The hotels we choose to stay in know a great deal about us. From a hospitality standpoint, that's supposed to be an excellent state of affairs: the sooner a guest's needs can be anticipated from past experience, the smoother their overall stay and the greater the likelihood of their visiting in the future. From a legal standpoint, however, this can be problematic.
"Hotels store all kinds of confidential guest and employee information," says Susanne Hofmann, a director and legal compliance leader at PwC Switzerland. "That includes the guest's home address, their favourite newspaper, special dietary habits and strictly confidential data from employees, such as health restrictions."
Operators put this data to good use, whether in the overall improvement of their services through statistical analysis or personalising stays for individual guests. In doing so, however, hospitality firms need to be scrupulous in how they acquire, store and use this data. Come May 2018, they will have to comply with stricter regulations in the form of the General Data Protection Regulation (GDPR). First adopted in 2016 by the European Commission with a two-year transition period, the new guidelines will harmonise disparate national data laws across the EU while broadening the definition of personal data and expanding individual rights.
"At its core, GDPR will regulate the handling of the personal data of customers and employees in the EU," explains Hofmann. "At the same time, the new laws will give concerned persons, or so-called data subjects - this means customers but also employees - affected by data processing more rights to request access to their data and to receive information about specific data processing."
In short, any company that holds personal data - including hospitality firms - will have to clearly inform consumers and employees why they're acquiring the data, what they're going to do with it and how it is going to be stored. Hotels have found themselves particularly exposed under GDPR. With so many points of contact between guests and hotel employees, the risk of an inadvertent release of personal data under the new rules is comparatively high. Non-compliance with the new laws could result in fines of up to €20 million or up to 4% of a company's total global revenue - whichever, as the regulation makes clear, is higher.

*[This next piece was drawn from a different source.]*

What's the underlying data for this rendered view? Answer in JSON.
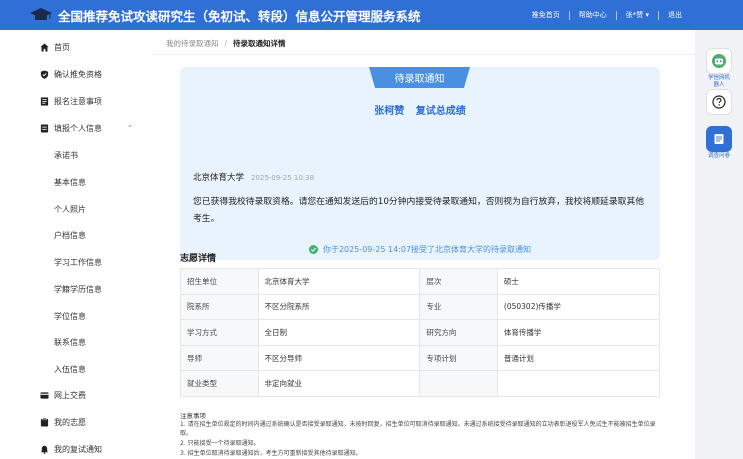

"Staff are often seen as the weakest link in an organisation," says Hofmann. "It is so easy to disclose personal data and, in doing so, violate GDPR." Suitable awareness training is therefore key to ensuring that hotel operators remain on the right side of incoming data protection laws. PwC has partnered with Lobster Ink to deliver a new enterprise-class solution that provides hospitality staff with the expertise required to comply fully with GDPR.
"The platform represents a new approach to learning and development, where video content and technology work hand-in-glove to deliver a more engaging and efficient learning experience," explains Hofmann. "With more than a decade of hospitality training experience, the platform is designed with the learner in mind, supporting on-the-job training across any device, anytime, anywhere."
Lobster Ink's platform incorporates action-oriented reporting, so that management can monitor their teams' performance through the platform's 'Engage, Progress, Perform' measurement framework. Management are also provided with their own dashboard that delivers contextual insights and notifications for proactive management, while students benefit from learning paths that can be carefully curated to deliver on specific learning objectives. Multiple translations allow learners to use the platform in the language of their choice.
According to Hofmann, Lobster Ink's learning platform allows hotel staff to bring themselves up to speed with the new data protection regulations in a straightforward, positive learning environment. "Combining PwC's extensive data protection and industry knowledge with Lobster Ink's next-generation training platform, the partnership creates a trusted solution for any organisation needing to improve the EU GDPR compliance capability of their staff," she says.